This latest move is reportedly part of an effort to tackle Iran’s budget deficit. In this sense it may be viewed as part of Iranian President Hassan Rouhani’s effort to address issues of the national economy without necessarily addressing the underlying problems of growing poverty and unemployment.

The Kuwait Times reports that the April 2014 subsidy cuts prompted no major unrest, even though some prior price increases had done so. But since that time there have been growing expressions of dissent with respect to the economic situation faced by the vast majority of Iranian laborers and public servants.

In April and early May, mass protests by Iranian teachers took place in numerous Iranian cities to call attention to the poor living standards for that profession. The pay for teachers stands to further decline in real terms in light of a national budget that fails to raise wages in line with the rate of inflation. Working class Iranians staged similar protests on International Workers’ Day, May 1, as well as supporting the teachers’ movement.

These protests have also highlighted disaffection with the Rouhani administration’s failure to live up to other campaign promises not directly related to the economic situation. Iranian security forces attempted to suppress worker and teacher protests both at the point of organization and during demonstrations. In response, teachers broadened their message to include demands for the release of teacher activists who had been taken as political prisoners owing to their organizing and public statements.

The relative lack of domestic outcry over the 2014 price increases may be attributed in part to the persistence of optimism in some circles about the Rouhani administration, which had been elected the prior year – an event that was described by some Western policymakers as a victory for moderation.

But since that time, unemployment and poverty have grown even as a small Iranian upper class has secured greater and more conspicuous wealth. Simultaneously, political imprisonment and government repression have continued unabated and the application of the death penalty has continued to expand, with Iran on track to exceed 1,000 executions in the year 2015.

The Human Rights Activists News Agency reported on Sunday that there had been at least 21 executions that went unreported in the period between May 5 and May 19.

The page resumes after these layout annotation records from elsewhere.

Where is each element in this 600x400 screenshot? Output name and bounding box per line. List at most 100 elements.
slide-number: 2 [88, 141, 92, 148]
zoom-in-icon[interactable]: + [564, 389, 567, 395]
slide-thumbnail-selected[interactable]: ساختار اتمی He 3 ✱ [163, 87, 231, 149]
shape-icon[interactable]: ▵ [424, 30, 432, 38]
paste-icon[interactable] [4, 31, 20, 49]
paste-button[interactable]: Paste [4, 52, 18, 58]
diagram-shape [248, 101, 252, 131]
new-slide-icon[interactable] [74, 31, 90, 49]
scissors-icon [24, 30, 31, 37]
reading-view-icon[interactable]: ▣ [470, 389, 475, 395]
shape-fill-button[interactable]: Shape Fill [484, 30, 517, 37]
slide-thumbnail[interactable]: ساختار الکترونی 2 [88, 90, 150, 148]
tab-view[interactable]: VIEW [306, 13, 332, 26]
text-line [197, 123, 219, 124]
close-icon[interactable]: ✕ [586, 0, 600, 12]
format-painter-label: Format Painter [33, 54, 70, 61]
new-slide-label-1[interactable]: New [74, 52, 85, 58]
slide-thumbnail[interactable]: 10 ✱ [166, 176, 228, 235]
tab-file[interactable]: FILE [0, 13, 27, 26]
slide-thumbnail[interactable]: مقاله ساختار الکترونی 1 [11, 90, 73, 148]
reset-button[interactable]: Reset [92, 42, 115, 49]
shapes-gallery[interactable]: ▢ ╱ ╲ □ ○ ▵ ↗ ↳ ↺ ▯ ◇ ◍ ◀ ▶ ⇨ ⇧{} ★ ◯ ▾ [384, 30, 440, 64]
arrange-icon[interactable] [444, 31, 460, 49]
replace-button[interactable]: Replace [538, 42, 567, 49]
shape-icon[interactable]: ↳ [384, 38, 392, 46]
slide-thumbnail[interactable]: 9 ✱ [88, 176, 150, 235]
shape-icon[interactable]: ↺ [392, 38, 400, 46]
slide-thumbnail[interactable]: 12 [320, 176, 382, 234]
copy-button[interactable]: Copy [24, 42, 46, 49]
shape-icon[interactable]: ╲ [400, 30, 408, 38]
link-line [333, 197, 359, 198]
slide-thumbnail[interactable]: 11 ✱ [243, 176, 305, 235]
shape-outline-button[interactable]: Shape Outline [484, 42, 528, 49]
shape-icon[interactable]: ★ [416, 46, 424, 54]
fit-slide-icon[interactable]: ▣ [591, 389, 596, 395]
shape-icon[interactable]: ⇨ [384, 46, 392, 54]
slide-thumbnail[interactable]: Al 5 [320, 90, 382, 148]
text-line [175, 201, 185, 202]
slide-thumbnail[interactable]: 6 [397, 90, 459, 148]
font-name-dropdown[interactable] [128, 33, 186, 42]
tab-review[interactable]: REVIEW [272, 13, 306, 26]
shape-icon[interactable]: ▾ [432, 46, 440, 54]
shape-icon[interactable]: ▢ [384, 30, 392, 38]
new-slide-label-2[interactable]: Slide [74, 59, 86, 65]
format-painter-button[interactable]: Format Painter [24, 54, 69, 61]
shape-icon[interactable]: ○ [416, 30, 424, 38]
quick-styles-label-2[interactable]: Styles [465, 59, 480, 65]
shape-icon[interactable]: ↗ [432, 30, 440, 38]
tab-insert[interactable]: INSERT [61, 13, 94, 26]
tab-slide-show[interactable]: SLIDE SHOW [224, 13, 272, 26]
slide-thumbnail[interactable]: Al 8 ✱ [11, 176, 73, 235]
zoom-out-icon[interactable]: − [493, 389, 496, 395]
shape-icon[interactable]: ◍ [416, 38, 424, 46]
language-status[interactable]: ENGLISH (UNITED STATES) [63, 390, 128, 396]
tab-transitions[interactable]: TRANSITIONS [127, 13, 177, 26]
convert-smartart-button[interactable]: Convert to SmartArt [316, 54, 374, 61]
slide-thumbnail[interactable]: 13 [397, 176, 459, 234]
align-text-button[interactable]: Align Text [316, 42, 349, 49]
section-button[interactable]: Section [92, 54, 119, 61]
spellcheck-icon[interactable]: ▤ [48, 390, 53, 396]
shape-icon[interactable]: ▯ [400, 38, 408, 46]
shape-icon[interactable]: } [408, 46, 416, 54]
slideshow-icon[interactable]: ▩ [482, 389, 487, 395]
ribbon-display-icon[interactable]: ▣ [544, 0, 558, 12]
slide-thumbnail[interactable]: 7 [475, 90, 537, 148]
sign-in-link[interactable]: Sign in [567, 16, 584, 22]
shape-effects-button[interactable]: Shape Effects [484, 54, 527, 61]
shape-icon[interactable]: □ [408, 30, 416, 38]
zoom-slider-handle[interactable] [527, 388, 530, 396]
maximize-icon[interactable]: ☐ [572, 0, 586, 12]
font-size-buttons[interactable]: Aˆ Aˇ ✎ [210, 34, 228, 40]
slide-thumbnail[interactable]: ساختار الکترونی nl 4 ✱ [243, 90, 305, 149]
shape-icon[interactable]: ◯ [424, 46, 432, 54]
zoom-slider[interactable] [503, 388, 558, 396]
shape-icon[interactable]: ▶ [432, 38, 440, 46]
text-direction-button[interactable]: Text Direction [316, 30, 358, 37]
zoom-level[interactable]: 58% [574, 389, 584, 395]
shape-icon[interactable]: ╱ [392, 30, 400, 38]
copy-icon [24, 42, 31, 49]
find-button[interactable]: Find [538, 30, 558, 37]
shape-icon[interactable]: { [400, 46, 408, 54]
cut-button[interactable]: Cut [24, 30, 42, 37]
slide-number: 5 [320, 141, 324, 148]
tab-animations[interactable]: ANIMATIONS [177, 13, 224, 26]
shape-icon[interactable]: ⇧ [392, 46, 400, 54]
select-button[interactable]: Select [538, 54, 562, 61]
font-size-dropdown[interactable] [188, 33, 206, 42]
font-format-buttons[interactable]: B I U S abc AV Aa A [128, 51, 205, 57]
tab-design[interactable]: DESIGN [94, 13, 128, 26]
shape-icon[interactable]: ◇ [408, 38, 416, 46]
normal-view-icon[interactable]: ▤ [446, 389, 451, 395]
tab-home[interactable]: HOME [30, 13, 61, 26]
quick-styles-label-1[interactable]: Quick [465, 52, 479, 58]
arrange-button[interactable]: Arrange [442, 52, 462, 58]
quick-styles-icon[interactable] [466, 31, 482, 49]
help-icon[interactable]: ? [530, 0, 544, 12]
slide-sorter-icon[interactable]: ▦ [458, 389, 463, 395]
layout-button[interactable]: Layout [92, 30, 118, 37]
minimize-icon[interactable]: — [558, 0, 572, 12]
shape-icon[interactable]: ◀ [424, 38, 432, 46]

These problems have been widely highlighted by international rights groups and by activists inside of Iran. And this has certainly contributed to worsening disaffection with the Rouhani administration, in addition to the already strong domestic opposition to the regime as a whole. With poverty and unemployment as hot button issues and sources of domestic pain, the end of gasoline subsidies may not pass without major dissent in the present instance.

An essay published in Payvand Iran News points to still further overlap between general disaffection with Rouhani and the recent economic travails of the vast majority of the Iranian population. In it, Drake University economics professor Ismael Hossein-zadeh claims that uncertainty about the nuclear negotiations between Iran and the P5+1 group of nations has been a major driving factor behind the current Iranian recession.

Potential investors and employers in Iran are receiving consistently mixed signals about the status of those negotiations and the prospects for them successfully ending with the elimination of international economic sanctions against the Islamic Republic.

These mixed signals were further highlighted on Monday when the Associated Press reported that chief Iranian nuclear negotiator Abbas Araqchi had claimed that Iran was prepared to provide “managed access” to Iranian military sites for inspectors from the International Atomic Energy Agency. Although such carefully controlled inspections still fall far short of the “anytime, anyplace” criteria held up by many critics of the P5+1’s negotiating positions, even this concession on Araqchi’s part contradicts the statements by the nation’s military leaders and by Supreme Leader Ayatollah Ali Khamenei, the final authority on all matters of Iranian policy.

Although Hossein-zadeh contradicts many Western analysts by suggesting that sanctions relief may not materialize at all, his essay seems to agree in other respects with critics of Iran’s fundamental political and economic structures. He points out, for instance, that President Rouhani’s economic plans evidently include no provision for curtailing the “incestuous business relationship between” banks and oligarchs, most of whom are closely affiliated with the regime and particularly with the Iranian Revolutionary Guard Corps.

Because such essential underlying factors have not been addressed, Hossein-zadeh finds that Rouhani’s limited economic initiatives, including increased prices and uprooted subsidies, have put domestic agriculture and industry in such peril that the elimination of subsidies could actually drive many Iranian farms and companies out of business.